Incidentally, the prophecy that had started all these adventures – namely, that Acrisius would be killed by his grandson – eventually came to pass during an athletics contest when a discus thrown by
Perseus accidentally hit Acrisius, one of the spectators, and killed him.
Perseus and Andromeda had many children, including Perses, whom they gave to
Cepheus to bring up. From Perses, the kings of Persia were said to have been
descended.
Perseus holding the decapitated head of Medusa the Gorgon, shown in the Uranographia of Johann Bode (1801). On the forehead of the Gorgon lies the star Algol, famous for its variations in light.
Algol the Demon and other stars in Perseus
In the sky, Perseus lies next to his beloved Andromeda. Nearby are her parents
Cepheus and Cassiopeia, as well as the monster, Cetus, to which she was
sacrificed. Pegasus the winged horse completes the tableau. Perseus himself is
shown holding the Gorgon’s head.
The star that Ptolemy called ‘the bright one in the Gorgon head’ is Beta Persei, named Algol from the Arabic ra’s al-ghul meaning ‘the demon’s head’. (As an aside, al-ghul is also the origin of our word alcohol – quite literally ‘the demon drink’.) Algol is the type of star known as an eclipsing binary, consisting of two
close stars that orbit each other, in this case every 2.9 days. Algol varies in
brightness as the two stars eclipse each other. Its variability was discovered
in 1669 by the Italian astronomer Geminiano Montanari. It is sometimes
speculated that the name Algol arose because the Arabs knew of its variability,
but in fact the name has its origins in Greek mythology and its variability is
simply coincidence.
The brightest star in the constellation, second-magnitude Alpha Persei, has two
alternative names. One is Mirphak (or Mirfak), from the Arabic for ‘elbow’. The other name is Algenib from the Arabic meaning ‘the side’, which is where Ptolemy described it as lying. Perseus is depicted holding
aloft his sword in his right hand. This hand is marked by a feature that
Ptolemy in the Almagest termed a ‘nebulous mass’ – in fact, a twin cluster of stars now known as the Double Cluster.
Chinese associations
In Chinese astronomy, the arc of nine stars from Eta and Gamma Persei in the
north via Alpha and Delta then heading to Mu and into Camelopardalis formed the
constellation Tianchuan, a boat in the river of the Milky Way. According to one interpretation, it was
a military vessel for the Great General of Heaven, Tianda jiangjun, who was represented by Gamma Andromedae and neighbouring stars. Lambda Persei,
the star within the arc of Tianchuan, was called Jishui, representing a build-up of water in the bilges of the boat.

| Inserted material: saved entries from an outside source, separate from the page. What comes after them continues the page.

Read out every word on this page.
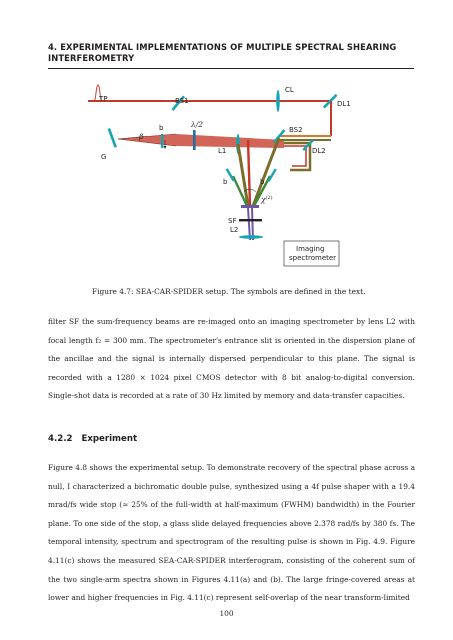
4. EXPERIMENTAL IMPLEMENTATIONS OF MULTIPLE SPECTRAL SHEARING
INTERFEROMETRY
TP	BS1
CL
DL1
G
β
b	λ/2
BS2
L1	DL2
b	b
$\chi^{(2)}$
SF
L2
Imaging
spectrometer
Figure 4.7: SEA-CAR-SPIDER setup. The symbols are defined in the text.

filter SF the sum-frequency beams are re-imaged onto an imaging spectrometer by lens L2 with focal length f₂ = 300 mm. The spectrometer's entrance slit is oriented in the dispersion plane of the ancillae and the signal is internally dispersed perpendicular to this plane. The signal is recorded with a 1280 × 1024 pixel CMOS detector with 8 bit analog-to-digital conversion. Single-shot data is recorded at a rate of 30 Hz limited by memory and data-transfer capacities.

4.2.2 Experiment

Figure 4.8 shows the experimental setup. To demonstrate recovery of the spectral phase across a null, I characterized a bichromatic double pulse, synthesized using a 4f pulse shaper with a 19.4 mrad/fs wide stop (≈ 25% of the full-width at half-maximum (FWHM) bandwidth) in the Fourier plane. To one side of the stop, a glass slide delayed frequencies above 2.378 rad/fs by 380 fs. The temporal intensity, spectrum and spectrogram of the resulting pulse is shown in Fig. 4.9. Figure 4.11(c) shows the measured SEA-CAR-SPIDER interferogram, consisting of the coherent sum of the two single-arm spectra shown in Figures 4.11(a) and (b). The large fringe-covered areas at lower and higher frequencies in Fig. 4.11(c) represent self-overlap of the near transform-limited

100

A fainter arc of eight stars from either 11 or 9 Persei in the north via Tau,
Iota, Kappa, Beta (Algol), Rho and 16 to 12 Persei formed Daling, a large tomb or mausoleum. The star within this arc, Pi Persei, was called Jishi, referring to a pile of dead bodies in the mausoleum. (R. H. Allen wrongly
identified Jishi as Algol in his book Star Names.) In the south of the present-day constellation, the hook-shaped group of six
stars from Nu and Epsilon to Omicron and 40 Persei formed Juanshe, representing a curled tongue. One star within the arc, 42 Persei, was called Tianchan, referring to slander and gossip, presumably spread by the wagging tongue.